61. This court is of the considered view that based on the Surveyor’s report, it was clearly established that the suit properties have been encroached by land parcel number Kisumu/Fort Ternan/254. The parties herein ought to have taken necessary steps and invite the registered owner of land parcel number Kisumu/Fort Ternan/ 254 so that they can ascertain the extent of the encroachment and have the boundary fixed.

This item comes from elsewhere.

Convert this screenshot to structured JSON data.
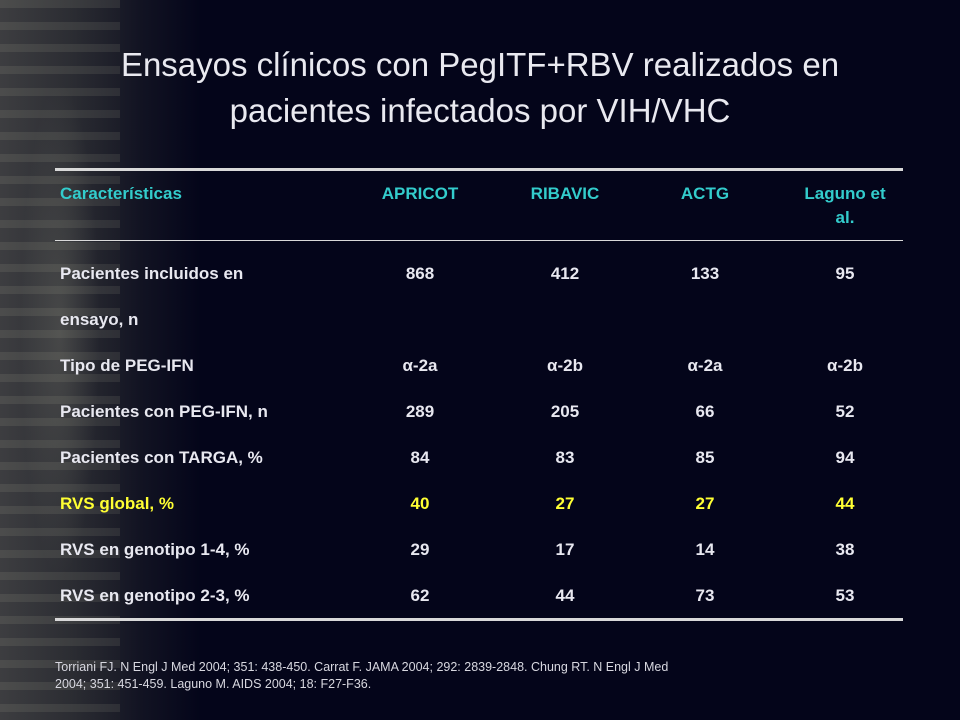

Whether the Applicant was given an opportunity to be heard. 62. Section 4 (3) and (4) of the Fair Administrative Action Act, 2015 lays down the procedure to be adopted by decision makers as follows in this regard:(3)Where an administrative action is likely to adversely affect the rights or fundamental freedoms of any person, the administrator shall give the person affected by the decision—(a)prior and adequate notice of the nature and reasons for the proposed administrative action;(b)an opportunity to be heard and to make representations in that regard;(c)notice of a right to a review or internal appeal against an administrative decision, where applicable;(d)a statement of reasons pursuant to section 6;(e)notice of the right to legal representation, where applicable;(f)notice of the right to cross-examine or where applicable; or(g)information, materials and evidence to be relied upon in making the decision or taking the administrative action.(4)The administrator shall accord the person against whom administrative action is taken an opportunity to—(a)attend proceedings, in person or in the company of an expert of his choice;(b)be heard;(c)cross-examine persons who give adverse evidence against him; and(d)request for an adjournment of the proceedings, where necessary to ensure a fair hearing.
63. The Ex parte herein alleged that he was not accorded a fair hearing yet as per the above provisions of the law the Respondents took the necessary steps as required and the Land Registration Act 2012 to have the boundary dispute determined. The Ex parte Applicant was issued with a notice by the Land Registrar with reasons why there was need to have the boundary between the two suit properties fixed.
64. Although the Ex parte Applicant outlined in paragraph (vii) of the Notice of Motion Application that the process was biased, unfair, ultra vires and irrational, this court is of the considered view that the Land Registrar took the necessary steps required in determining the dispute as each party was given an opportunity to be heard, the principles of boundary disputes were followed and the report from the surveyor was available to all parties. This court finds that the procedure used by the Land Registrar in arriving at the decision was fair and reasonable and he acted within his powers in determining the dispute. In the upshot, this Judicial Review Application is hereby dismissed with costs to the 2nd Respondent.
DATED, SIGNED AND DELIVERED AT KISUMU THIS 13TH DAY OF MAY, 2022. ANTONY OMBWAYOJUDGEThis JUDGMENT has been delivered to the parties by electronic mail due to measures restricting court operations due to the COVID-19 pandemic and in the light of the directions issued by his Lordship, the Chief Justice on 15th March 2020.